Again, not saying this patient won't benefit from the treatments listed by others on here, but right now as they present your major concern should be their airway; all the other medications can come later. Worrying about aggressively managing a seemingly impending closed off airway is much more of a priority. This would be one of those rare cases, nonetheless, do not get side tracked with medications until your oxygenation and ventilation issues (which are clearly lacking) have...been...fixed.

As an aside, once intubated via oral, or surgical means they will now need proper vent management as well, keeping in minding higher airway pressures are most likely inevitable. If your scope allows escharotomies then chances are the chest wall may require that at some point (burns tend to evolve rather rapidly in their manifestations).

If you can't perform any of these measures, and your closest advanced airway providers are 35 minutes away, then start driving in that direction. Sit said patient up, continue providing O2 at the BLS provider level, if you have Albuterol give Albuterol, but at any prehospital provider level I would be cautious with over analytically treating this patient with whatever meds you may, or may not have as you may cause more harm than good.
To me, the stridor is more worrisome than the wheezes. I would attribute wheezing to thermal injury or particulate matter leading to bronchoconstriction, but stridor would be indicative of upper airway edema and imminent occlusion.
And agreed; this is bad, all bad.
 
Short of not being able to find a landmark this also sounds like an emergent crash airway candidate, i.e., needle or surgical cricothyrotomy; preferably the latter if available.

Again, I don't know the op's scope, or level of certification in his homeland though.

We can do that as a last resort. However, you´d bypass the swelling of the soft tissue of the pharynx and hopefully get a tube in, but it won´t resolve the respiratory compromise due to the inflammatory process in the lower airways and the lungs. I am still thinking about what can be done with meds prehospitally to slow down the process of respiratory failure and hypoxia. We don´t have online medical control, but we could consult with the HEMS-physician who is enroute.

Can the RN-guys here tell us more about what will happen in hospital? What meds will they be giving in the ED and the ICU? And is this guy likely to end up on ECMO?
 
@harold1981, just so we have a sense of what you have/can do, could you provide a link or a brief scope of practice? (Also asking because I'm super curious).

For meds, I think it's been covered, no? Albuterol, albuterol/ipratropium, epinephrine, cyanokit for the possible CO exposure, etc.
 
Thanks for your input VentMonkey, it sure makes sense.

We are an all ALS-system. We are expected to do the clinical reasoning.

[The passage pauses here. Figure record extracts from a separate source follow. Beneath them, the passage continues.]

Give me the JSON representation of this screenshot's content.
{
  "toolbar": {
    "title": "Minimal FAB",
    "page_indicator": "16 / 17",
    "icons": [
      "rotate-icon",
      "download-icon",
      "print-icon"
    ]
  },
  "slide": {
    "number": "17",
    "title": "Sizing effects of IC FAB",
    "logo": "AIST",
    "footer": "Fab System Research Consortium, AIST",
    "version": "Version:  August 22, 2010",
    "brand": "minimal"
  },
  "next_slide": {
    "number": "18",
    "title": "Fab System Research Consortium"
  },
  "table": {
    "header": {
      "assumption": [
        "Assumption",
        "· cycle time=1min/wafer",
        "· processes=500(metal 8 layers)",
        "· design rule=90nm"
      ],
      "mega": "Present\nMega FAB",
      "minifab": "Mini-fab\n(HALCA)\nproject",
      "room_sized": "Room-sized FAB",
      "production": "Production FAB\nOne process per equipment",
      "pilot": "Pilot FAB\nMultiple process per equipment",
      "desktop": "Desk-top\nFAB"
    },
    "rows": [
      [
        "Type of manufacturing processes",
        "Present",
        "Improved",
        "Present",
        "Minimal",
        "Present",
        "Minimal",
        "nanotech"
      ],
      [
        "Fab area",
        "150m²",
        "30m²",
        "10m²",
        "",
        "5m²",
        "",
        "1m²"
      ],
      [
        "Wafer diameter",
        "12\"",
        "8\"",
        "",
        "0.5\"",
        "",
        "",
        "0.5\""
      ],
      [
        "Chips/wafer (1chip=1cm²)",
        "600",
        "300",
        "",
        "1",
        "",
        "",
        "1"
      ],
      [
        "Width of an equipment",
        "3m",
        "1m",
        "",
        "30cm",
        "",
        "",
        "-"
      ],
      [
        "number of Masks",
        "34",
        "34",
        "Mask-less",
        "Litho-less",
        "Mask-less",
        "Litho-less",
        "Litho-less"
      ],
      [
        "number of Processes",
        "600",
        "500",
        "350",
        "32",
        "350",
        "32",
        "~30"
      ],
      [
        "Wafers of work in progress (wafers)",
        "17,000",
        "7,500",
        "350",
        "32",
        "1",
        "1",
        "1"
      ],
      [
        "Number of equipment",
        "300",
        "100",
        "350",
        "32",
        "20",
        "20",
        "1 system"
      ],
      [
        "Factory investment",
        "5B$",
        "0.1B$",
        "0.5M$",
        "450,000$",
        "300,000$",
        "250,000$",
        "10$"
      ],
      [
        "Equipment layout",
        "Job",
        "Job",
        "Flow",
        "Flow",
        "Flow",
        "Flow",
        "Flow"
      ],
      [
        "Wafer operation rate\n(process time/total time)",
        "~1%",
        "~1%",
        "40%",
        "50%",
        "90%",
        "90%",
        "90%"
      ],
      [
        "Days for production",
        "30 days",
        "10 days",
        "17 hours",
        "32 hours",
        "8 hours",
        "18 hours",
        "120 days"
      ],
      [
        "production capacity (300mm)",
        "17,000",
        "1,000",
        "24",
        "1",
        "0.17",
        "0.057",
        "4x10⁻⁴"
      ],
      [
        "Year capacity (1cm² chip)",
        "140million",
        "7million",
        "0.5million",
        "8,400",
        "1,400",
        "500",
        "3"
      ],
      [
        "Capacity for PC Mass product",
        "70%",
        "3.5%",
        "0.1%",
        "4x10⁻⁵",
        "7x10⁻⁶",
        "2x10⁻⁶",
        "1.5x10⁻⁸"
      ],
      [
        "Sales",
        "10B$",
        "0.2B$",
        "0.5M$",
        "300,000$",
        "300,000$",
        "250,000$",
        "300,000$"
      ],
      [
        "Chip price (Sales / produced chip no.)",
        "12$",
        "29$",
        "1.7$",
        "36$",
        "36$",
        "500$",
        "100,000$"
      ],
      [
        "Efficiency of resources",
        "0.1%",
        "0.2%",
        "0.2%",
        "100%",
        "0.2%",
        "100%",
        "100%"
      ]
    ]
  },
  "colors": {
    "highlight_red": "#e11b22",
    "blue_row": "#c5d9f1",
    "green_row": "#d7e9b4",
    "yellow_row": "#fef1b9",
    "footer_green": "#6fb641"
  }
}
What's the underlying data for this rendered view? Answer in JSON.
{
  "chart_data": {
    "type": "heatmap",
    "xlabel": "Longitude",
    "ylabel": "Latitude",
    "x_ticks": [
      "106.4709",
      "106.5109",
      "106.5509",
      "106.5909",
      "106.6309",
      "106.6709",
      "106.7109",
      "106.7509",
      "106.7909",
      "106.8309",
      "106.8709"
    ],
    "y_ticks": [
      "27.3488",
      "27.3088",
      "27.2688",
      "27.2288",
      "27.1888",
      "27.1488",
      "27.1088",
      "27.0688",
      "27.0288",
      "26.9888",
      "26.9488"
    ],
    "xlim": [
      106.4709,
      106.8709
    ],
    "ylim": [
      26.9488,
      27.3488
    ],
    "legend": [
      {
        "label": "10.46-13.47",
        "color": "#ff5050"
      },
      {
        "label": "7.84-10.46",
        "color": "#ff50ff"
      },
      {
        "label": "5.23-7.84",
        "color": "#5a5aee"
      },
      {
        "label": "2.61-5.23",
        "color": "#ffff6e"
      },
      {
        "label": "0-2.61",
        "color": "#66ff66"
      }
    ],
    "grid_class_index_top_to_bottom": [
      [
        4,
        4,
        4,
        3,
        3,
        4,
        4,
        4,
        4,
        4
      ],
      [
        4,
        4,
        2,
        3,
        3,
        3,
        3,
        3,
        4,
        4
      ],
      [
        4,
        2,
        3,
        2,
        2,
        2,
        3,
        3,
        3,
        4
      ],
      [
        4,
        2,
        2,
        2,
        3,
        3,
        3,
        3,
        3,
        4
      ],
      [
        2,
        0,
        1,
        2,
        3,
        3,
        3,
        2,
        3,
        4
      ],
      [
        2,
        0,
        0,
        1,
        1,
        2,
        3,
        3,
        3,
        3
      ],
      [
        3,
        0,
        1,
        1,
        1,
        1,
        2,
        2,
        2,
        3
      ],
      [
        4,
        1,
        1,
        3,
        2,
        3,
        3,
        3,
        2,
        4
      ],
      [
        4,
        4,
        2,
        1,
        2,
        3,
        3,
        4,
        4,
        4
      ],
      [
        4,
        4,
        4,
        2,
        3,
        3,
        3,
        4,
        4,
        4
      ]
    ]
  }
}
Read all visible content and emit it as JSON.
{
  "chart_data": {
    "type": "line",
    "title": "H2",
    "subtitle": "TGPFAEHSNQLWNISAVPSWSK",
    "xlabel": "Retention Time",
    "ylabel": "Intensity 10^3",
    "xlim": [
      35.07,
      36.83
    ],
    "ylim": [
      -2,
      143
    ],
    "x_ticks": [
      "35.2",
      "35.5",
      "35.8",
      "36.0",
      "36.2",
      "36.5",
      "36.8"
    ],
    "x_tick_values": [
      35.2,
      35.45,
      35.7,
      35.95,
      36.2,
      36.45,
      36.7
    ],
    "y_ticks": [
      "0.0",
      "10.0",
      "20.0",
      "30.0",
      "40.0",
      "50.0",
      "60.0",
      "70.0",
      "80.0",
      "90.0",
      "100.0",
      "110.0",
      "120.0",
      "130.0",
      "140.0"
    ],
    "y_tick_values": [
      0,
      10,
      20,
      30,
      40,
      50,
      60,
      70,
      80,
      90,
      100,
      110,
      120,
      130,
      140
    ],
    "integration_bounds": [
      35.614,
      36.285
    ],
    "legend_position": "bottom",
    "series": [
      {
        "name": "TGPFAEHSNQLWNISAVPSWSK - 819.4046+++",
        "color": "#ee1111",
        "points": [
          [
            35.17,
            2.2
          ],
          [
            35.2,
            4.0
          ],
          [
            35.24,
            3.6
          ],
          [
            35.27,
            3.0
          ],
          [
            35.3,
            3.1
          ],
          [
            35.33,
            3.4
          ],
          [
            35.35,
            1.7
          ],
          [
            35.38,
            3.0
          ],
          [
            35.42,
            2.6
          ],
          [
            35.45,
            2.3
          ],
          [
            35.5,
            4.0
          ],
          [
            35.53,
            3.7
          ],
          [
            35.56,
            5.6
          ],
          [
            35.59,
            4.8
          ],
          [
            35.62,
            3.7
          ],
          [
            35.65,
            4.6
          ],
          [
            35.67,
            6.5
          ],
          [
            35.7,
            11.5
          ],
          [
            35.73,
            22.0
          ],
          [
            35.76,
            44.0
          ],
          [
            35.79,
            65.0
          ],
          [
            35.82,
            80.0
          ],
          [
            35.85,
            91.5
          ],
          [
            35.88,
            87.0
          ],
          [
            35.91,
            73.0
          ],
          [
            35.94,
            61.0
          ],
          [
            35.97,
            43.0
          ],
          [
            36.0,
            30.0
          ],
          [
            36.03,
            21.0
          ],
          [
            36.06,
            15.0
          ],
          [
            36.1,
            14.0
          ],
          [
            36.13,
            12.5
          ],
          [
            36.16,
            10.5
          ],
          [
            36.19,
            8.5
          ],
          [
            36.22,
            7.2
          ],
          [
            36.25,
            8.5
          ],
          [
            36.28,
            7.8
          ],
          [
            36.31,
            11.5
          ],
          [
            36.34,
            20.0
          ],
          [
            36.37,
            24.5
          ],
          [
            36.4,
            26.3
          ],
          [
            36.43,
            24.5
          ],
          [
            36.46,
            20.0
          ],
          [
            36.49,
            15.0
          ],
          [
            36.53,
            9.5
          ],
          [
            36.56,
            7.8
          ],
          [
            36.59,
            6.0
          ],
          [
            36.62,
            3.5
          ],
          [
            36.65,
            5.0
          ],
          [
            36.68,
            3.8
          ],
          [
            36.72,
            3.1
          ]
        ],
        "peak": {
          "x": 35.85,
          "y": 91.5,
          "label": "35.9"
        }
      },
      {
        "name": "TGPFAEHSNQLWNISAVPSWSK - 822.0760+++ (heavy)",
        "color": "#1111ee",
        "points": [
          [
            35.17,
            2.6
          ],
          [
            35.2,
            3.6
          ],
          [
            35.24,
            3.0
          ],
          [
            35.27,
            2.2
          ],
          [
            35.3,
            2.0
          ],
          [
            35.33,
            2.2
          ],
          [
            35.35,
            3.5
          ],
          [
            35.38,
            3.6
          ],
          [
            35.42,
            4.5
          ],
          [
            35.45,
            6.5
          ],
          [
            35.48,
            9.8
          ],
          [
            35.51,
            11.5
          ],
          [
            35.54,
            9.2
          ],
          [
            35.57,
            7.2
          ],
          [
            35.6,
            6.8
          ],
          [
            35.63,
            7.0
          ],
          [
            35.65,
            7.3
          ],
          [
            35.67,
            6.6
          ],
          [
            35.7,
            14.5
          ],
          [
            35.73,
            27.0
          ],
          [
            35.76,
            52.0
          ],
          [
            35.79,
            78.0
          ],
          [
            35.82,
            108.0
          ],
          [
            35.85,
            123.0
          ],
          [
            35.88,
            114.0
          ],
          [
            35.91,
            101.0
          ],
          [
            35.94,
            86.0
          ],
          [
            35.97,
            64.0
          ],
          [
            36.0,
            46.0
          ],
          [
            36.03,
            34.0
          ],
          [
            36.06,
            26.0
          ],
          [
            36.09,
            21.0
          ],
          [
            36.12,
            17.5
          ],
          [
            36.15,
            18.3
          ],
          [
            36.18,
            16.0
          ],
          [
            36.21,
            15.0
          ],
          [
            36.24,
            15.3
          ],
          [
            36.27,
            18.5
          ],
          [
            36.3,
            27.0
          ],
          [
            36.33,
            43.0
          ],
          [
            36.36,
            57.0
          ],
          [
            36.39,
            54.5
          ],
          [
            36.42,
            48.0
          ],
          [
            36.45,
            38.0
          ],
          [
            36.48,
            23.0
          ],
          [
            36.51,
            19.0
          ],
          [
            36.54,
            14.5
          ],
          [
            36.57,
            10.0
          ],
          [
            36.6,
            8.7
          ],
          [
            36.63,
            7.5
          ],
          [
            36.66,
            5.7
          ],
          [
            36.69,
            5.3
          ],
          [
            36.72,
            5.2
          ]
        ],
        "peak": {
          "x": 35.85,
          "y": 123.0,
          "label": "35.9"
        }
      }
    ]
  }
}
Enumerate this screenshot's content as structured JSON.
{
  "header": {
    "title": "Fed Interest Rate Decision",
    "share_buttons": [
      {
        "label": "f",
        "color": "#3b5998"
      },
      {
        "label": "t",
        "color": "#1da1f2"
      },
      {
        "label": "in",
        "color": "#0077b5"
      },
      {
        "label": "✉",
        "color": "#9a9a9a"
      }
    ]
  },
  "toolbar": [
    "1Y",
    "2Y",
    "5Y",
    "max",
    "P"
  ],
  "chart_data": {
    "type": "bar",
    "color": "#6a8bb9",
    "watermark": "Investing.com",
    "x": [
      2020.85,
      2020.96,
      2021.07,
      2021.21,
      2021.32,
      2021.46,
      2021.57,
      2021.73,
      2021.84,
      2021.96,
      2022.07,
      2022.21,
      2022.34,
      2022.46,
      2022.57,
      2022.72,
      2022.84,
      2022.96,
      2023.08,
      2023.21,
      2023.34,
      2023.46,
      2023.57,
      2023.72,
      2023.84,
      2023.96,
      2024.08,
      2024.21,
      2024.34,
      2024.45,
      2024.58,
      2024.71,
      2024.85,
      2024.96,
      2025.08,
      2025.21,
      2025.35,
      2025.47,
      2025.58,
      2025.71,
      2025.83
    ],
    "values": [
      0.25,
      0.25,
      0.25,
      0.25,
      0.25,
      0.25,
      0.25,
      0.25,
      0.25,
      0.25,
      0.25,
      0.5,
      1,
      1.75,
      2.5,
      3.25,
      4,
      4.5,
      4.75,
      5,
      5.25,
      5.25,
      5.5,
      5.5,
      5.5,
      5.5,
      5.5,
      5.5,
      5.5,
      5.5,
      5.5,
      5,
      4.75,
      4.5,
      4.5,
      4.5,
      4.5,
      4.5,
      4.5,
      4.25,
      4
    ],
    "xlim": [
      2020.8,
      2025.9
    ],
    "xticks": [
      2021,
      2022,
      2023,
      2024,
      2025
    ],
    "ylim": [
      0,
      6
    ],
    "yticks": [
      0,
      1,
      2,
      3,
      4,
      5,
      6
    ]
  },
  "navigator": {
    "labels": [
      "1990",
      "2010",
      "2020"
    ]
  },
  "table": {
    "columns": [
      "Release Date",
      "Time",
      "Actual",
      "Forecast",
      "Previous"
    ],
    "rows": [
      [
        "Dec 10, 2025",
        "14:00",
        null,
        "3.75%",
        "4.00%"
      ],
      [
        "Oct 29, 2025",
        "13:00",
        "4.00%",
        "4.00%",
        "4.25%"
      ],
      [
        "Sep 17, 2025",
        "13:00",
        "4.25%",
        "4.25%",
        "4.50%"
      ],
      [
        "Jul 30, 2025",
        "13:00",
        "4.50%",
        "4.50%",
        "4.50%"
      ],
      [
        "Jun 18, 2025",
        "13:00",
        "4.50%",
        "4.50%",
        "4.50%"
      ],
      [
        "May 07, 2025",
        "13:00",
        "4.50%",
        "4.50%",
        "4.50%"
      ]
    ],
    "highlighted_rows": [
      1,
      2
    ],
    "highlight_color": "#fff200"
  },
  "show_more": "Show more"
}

Maybe it would be helpfull if I explained our system a bit in another thread.
 
@harold1981, just so we have a sense of what you have/can do, could you provide a link or a brief scope of practice? (Also asking because I'm super curious).

For meds, I think it's been covered, no? Albuterol, albuterol/ipratropium, epinephrine, cyanokit for the possible CO exposure, etc.

Offcourse, give me a sec.
 
And is this guy likely to end up on ECMO?
I'm not completely following you here, must be this Kern County water today. As far as ECMO, it's a life-sustaining (see: often last ditch effort) common in patient who develop things such as ARDS. I don't think you're quite understanding the importance of properly oxygenating, and ventilating, especially in this type of patient; it takes precedence.

ARDS is the end result of a cascade of most unfortunate pathologies often seen in the ICU (i.e., the later non-prehospital phases of the patients outcome), so yes, they certainly may end up on ECMO, but early and proper oxygenation, and ventilation (then whatever meds you want to fool with prehospitally I suppose:oops:) will help curtail said patient from being placed on v-v ECMO. I just don't understand why you'd want it to get to this, but hey, good luck in Denmark:).